Ramen noodles have provided a vector for the introduction of hot chiles into the Japanese menu. It began a few years ago with a few noodle parlors, including Ramen Setagaya, using extremely spicy miso paste. The phenomenon was extended with the deployment of chile oil in other broths, till a sort of competition developed among ramen parlors in town to see who could come up with the hottest bowl. Up till now, the prize went to the geki kara ramen at Tabata, behind Port Authority, which sported a quarter-inch-thick lake of chile oil on the surface, and left you gasping for air after every bite.
[Spicy ramen]
Now along comes Sapporo with "red hot chile ramen" ($10), which pairs chile oil with shredded red chiles and then mellows them slightly with chicken broth and sliced tomatoes. Here the tomatoes are an asset, and the sliced chicken is better than the fattier pork would be. Rather pretentiously, this special is touted on its own placard: "The acidic sourness of the tomato and the chicken fat harmonizes with the spicy broth to create extra levels of tastes [sic]." Purple prose aside, for the time being this is the most mouth-searingly hot bowl of ramen in town.
[Ramen Ya]
Recently, Ramen Ya on West Fourth Street in Greenwich Village was touted for its delicate and well-made broths by Anita Lo via Twitter. It replaced Aki, a good-but-obscure sushi restaurant, in the same tiny, walk-up premises, which are sadly somewhat airless.
[Shio black ramen]
The signature bowl of ramen is shio black ($12): thin straight noodles in a briny tonkotsu broth zapped with black garlic oil, which dances on the surface in little droplets. There are two other pork options using the same emulsified pork broth with soy or miso added, and three parallel chicken choices, plus soupless abura soba — wavy Japanese oil noodles tossed with bean sprouts, corn, scallions, and dressing, in addition to your choice of chicken or pork.
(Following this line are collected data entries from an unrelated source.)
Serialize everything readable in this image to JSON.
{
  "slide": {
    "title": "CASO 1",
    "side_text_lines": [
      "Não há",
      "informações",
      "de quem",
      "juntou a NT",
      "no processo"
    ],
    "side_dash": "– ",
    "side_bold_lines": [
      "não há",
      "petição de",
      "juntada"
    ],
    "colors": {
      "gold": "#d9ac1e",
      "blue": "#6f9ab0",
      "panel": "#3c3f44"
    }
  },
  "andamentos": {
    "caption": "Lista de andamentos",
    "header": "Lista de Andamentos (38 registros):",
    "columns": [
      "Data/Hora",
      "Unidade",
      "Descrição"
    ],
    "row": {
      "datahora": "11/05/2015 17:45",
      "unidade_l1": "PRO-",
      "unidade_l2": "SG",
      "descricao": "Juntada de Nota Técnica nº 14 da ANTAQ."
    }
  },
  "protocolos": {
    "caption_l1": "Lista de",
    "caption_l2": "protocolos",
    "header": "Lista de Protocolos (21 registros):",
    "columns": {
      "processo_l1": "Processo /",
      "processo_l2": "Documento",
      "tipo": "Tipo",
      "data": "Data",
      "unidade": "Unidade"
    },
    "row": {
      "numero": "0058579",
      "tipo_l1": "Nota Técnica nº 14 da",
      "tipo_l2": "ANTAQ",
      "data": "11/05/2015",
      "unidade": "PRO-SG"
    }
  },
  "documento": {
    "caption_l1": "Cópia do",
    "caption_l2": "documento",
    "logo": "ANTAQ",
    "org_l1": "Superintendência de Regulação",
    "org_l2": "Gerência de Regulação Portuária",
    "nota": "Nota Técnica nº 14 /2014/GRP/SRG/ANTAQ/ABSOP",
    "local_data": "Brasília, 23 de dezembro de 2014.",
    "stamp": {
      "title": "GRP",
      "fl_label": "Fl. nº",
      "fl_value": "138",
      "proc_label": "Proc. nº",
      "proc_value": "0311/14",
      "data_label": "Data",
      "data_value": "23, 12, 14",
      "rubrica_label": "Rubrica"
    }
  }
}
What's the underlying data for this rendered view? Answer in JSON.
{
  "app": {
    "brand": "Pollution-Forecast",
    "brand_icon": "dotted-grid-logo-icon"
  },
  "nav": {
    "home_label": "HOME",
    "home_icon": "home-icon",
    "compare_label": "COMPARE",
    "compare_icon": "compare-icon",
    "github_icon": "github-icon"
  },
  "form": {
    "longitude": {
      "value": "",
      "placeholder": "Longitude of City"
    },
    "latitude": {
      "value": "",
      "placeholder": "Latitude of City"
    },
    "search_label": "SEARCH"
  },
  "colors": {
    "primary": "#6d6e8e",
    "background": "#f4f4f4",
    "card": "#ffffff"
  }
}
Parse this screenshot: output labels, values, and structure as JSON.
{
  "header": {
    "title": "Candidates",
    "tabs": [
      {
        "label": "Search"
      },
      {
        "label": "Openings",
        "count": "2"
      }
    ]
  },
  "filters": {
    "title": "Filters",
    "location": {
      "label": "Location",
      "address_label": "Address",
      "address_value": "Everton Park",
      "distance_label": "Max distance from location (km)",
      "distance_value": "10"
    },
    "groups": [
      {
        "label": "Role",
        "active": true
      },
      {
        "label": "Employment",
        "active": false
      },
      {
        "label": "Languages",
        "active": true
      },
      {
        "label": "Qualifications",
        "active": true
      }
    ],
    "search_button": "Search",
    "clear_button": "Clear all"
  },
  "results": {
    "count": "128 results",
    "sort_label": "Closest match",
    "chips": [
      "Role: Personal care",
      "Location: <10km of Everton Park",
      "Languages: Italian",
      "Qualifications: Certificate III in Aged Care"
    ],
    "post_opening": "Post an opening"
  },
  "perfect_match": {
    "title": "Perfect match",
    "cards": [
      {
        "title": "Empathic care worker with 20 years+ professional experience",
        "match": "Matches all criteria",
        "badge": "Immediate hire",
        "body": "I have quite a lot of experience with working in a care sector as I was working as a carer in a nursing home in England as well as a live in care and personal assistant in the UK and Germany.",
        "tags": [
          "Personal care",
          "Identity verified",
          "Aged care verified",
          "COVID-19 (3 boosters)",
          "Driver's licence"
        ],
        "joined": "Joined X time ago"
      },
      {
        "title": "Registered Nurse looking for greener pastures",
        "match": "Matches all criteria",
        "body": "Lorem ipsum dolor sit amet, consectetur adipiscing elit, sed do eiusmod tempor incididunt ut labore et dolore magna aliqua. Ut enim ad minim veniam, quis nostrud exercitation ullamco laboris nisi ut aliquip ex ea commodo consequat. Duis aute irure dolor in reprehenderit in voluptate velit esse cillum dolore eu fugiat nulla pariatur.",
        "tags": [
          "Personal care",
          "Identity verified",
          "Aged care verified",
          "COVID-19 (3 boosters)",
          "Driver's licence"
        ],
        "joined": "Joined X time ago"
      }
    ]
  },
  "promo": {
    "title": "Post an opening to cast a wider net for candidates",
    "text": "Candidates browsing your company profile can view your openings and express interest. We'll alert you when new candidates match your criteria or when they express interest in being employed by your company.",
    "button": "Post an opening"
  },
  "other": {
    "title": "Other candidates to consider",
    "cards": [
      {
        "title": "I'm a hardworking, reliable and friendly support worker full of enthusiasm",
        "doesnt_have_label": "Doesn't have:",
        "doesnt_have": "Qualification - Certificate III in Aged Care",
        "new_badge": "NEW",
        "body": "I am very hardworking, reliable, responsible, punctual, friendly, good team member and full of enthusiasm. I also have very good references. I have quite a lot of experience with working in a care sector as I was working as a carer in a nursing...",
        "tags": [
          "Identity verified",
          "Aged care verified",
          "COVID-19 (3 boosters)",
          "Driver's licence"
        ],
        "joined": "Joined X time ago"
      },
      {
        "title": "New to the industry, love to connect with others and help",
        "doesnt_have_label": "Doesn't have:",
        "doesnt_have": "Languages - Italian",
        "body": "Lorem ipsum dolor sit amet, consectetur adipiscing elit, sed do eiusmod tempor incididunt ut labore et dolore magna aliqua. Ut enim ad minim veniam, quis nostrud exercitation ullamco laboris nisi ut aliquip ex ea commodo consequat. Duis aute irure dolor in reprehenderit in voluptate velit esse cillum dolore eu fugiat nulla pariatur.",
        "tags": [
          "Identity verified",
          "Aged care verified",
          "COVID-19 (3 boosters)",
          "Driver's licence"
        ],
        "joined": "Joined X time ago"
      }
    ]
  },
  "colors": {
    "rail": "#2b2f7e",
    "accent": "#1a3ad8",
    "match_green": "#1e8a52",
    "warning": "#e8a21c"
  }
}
In line with the current popularity of spicy ramen, Ramen Ya offers, for a dollar more, all of their noodles with a spicy option that largely involves dumping chile oil into each recipe. For those who don't eat pork, the spicy chicken miso ramen is a particular delight, with thick wavy noodles that go well with the density of the bean-paste broth. Anita was right: the broths at Ramen Ya do exhibit a delicacy sadly lacking at many other places. Go there before it closes.